In those two exchanges, Kavanaugh treated his education as a magic wand, something that could be waved to dispel questions of his conduct. Indeed, Americans have a particular fondness for meritocratic narratives, frequently conflating achievements and hard work with human worth. And as deserving as they tend to think the wealthy and accomplished are of their money and success, it’s likely that luck gets underrated as a cause of them, as the economist Robert Frank has argued. (The word meritocracy was actually coined satirically, in an attempt to show how cruel the world would be if the intelligent and accomplished received preferable treatment.)

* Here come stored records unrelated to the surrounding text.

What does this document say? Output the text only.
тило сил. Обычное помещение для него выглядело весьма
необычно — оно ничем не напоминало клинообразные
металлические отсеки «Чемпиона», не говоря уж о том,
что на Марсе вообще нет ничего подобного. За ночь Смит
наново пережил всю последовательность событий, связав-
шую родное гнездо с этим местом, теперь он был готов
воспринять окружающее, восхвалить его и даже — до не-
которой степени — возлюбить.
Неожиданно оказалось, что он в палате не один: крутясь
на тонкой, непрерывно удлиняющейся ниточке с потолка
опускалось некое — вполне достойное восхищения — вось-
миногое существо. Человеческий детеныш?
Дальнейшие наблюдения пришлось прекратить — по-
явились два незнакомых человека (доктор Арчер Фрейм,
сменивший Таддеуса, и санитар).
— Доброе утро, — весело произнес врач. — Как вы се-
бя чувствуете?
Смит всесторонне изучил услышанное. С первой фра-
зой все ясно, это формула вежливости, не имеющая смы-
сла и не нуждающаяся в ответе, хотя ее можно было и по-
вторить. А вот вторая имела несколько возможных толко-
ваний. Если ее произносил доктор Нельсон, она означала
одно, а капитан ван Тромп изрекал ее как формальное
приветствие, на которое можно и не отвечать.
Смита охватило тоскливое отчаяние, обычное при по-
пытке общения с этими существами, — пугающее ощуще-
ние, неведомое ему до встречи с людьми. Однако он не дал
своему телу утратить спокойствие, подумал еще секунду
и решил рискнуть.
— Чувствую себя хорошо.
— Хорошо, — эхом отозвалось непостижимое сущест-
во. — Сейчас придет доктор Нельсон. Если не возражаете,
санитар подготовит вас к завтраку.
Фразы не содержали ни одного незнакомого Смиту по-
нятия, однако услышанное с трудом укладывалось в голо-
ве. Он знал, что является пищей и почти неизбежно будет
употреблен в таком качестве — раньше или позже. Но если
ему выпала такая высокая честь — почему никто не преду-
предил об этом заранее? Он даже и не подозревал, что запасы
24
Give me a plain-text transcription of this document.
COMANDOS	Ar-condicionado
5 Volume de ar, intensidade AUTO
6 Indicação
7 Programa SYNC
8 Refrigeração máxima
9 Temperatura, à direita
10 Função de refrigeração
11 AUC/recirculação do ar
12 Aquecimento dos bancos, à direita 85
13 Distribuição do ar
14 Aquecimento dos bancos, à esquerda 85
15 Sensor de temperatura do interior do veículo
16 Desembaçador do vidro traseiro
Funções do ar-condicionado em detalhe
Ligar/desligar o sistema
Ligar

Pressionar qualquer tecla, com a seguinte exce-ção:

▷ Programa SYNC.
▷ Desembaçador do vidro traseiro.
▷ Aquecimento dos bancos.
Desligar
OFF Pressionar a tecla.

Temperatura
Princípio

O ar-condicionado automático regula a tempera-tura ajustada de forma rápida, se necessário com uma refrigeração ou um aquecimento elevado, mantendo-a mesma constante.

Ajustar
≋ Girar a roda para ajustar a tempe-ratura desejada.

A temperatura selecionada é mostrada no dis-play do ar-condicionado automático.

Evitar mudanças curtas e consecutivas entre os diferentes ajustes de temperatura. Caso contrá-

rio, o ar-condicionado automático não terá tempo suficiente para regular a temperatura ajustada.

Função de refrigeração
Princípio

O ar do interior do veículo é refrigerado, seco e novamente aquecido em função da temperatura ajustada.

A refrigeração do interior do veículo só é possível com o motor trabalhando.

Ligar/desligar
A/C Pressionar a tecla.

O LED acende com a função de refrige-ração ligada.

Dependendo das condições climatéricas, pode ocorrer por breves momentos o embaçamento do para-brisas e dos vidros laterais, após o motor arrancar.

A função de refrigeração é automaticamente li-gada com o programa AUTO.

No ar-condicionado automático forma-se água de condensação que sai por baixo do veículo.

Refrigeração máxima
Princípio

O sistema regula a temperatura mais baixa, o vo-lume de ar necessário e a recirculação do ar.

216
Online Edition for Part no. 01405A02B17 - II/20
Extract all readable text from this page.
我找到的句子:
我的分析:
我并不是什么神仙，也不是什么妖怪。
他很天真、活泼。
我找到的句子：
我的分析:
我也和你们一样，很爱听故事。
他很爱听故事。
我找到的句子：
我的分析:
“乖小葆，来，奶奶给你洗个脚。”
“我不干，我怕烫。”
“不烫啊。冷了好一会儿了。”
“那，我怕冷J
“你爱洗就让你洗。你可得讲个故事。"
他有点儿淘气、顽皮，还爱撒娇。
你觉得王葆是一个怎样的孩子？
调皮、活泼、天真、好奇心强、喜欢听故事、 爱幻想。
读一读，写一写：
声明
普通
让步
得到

It should go without saying, but there are all sorts of bad actors who have attended prestigious universities. The convicted insider trader Raj Rajaratnam, the former Enron CEO Jeffrey Skilling, and the convicted killer Lyle Menendez were all admitted to Ivy League institutions. The Unabomber, who killed three and injured 23 with letter bombs in the ’70s, ’80s, and ’90s, went to Harvard. That doesn’t mean that Kavanaugh is among them, but it is a reminder that attending a prestigious school isn’t in and of itself revealing of anyone’s moral character in any direction. It is telling, however, that Kavanaugh pointed to his credentials when trying to prove his own.